Physical therapy had been at the forefront. The military had done an exceptional job in me in both the initiative and the knowledge to do this on my own, at first anyways. After several debilitating moves I found myself in San Angelo with no access to a gym, which did not seem like too large of an issue but I found myself more “limited” in what I could do overall. I would save up and go out and buy equipment to help out, weights, a bench, even a punching bag. None of it helped as my ability decreased at a more rapid pace and I could no longer meet any goal I was setting for myself on the best of days.

Other treatments at this time only made things worse. A TENS unit to administer a self-shock treatment anywhere/anytime to my spine, the medications of course, chiropractors popping my spine without diagnosing it first, but in particular at this time was a pain specialist that I was assigned to. I would have to drive an over two hundred mile round trip twice a month to have needles repeatedly inserted into my spine. Corizone injections, a steroid. Unfortunately it would be well after I quit the treatments that my wife found out that there is suppose to be a recovery period after each treatment. In being confined to a vehicle for hours afterwards they were doomed to not only fail but be counterproductive.

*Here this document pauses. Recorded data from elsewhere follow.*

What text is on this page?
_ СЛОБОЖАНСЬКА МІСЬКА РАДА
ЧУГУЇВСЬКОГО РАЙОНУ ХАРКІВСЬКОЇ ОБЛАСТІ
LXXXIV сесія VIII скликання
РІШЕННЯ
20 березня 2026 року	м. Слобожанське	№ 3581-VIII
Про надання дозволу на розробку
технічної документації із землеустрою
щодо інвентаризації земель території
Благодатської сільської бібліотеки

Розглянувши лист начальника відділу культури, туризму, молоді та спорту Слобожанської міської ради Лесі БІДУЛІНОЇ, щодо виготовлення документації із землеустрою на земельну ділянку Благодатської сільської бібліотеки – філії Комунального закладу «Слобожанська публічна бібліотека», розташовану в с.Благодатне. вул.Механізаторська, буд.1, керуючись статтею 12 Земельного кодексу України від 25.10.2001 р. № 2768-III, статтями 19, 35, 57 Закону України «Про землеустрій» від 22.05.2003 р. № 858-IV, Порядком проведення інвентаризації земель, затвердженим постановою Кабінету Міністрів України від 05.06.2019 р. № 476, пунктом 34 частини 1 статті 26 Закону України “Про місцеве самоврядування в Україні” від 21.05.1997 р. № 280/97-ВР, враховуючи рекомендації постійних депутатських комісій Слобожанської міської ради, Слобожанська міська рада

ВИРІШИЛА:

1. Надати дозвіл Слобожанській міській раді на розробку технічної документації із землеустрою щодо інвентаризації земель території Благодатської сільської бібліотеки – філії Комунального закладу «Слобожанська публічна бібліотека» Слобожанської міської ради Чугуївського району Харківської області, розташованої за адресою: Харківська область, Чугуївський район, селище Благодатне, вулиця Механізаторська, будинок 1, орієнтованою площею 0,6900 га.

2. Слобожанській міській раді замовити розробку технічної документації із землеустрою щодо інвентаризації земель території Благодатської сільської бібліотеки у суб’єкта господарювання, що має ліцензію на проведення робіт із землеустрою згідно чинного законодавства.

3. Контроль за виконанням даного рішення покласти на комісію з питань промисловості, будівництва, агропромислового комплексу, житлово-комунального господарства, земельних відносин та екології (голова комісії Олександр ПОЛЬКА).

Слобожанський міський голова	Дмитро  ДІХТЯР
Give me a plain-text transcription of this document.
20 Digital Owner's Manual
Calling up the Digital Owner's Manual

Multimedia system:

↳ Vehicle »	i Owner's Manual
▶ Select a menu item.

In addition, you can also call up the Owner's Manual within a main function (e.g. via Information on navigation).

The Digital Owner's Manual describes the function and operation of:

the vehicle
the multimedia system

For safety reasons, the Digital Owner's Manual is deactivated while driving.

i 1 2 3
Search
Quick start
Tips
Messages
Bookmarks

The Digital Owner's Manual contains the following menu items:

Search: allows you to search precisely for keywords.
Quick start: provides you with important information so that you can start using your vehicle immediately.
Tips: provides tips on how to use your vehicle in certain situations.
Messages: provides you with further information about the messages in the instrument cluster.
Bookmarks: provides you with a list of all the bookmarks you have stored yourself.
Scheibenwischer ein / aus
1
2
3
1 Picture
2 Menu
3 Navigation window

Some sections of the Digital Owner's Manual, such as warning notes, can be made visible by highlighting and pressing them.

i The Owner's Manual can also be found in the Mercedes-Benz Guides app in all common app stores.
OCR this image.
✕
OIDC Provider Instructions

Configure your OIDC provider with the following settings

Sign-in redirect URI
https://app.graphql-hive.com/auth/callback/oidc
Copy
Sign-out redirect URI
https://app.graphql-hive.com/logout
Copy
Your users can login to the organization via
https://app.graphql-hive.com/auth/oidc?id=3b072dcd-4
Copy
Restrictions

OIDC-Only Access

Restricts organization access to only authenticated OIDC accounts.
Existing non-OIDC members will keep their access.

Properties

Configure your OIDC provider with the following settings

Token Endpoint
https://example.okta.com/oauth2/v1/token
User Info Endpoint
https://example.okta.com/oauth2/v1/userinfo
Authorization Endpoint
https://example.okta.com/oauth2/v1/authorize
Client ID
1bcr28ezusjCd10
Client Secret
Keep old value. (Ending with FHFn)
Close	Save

Before this there were more good days than bad. Even with many of those bad days having me totally incapacitated, I still felt well adjusted and was hopeful to be able to overcome my injuries if I worked hard enough and bore the suffering with a grin. After a couple of month I had to quit the injections though. Lockups became as common as breathing, and a vast number of joints in my body started having their own problems, from knuckles to shoulders, hips to knees. Every single joint in my body popped just from moving the smallest of movements . From fingers, wrist, elbows, shoulders, neck, back, hips, knees, ankles, all the way to toes. Since all VA doctors that this has been brought up to have ignored the issue, all I have is my own opinion, but it seems I have/had full blown arthritis and I am still under thirty years old today.

So by the summer of 2009 I was on a steady regiment of morphine and hydrocodine for pain, no treatment plan and had received yet another denial on my claim. This time the VA claimed their paperwork on my claim showed no injuries to my spine whatsoever (later told it may have been a mix up of files…), in direct opposition to paperwork I had from the VA stating otherwise. It was not the first time we realized this would not be a normal process, but nowhere in my mind did the concept ever lay that things would have come to where they have. To me and those I told, it seemed a simple open and shut case. I had facts provided by the VA, and knew those facts justified compensation based in the VA’s guidelines, to easy right?

I had given a copy of everything I had over to the VA (it is recommended, even thought the information is given to you by the VA, it is insisted that you “cover your own tail“ by making sure the claims department had a copy of everything available to you). This was again not just a delay but detrimental. We were a family of four, still living at the poverty line. In the years prior we had not only liquidated every asset we could but exhausted any favors I was holding. So while the world was reckoning with a debt crises we were finding ourselves in a world of financial hurt ourselves.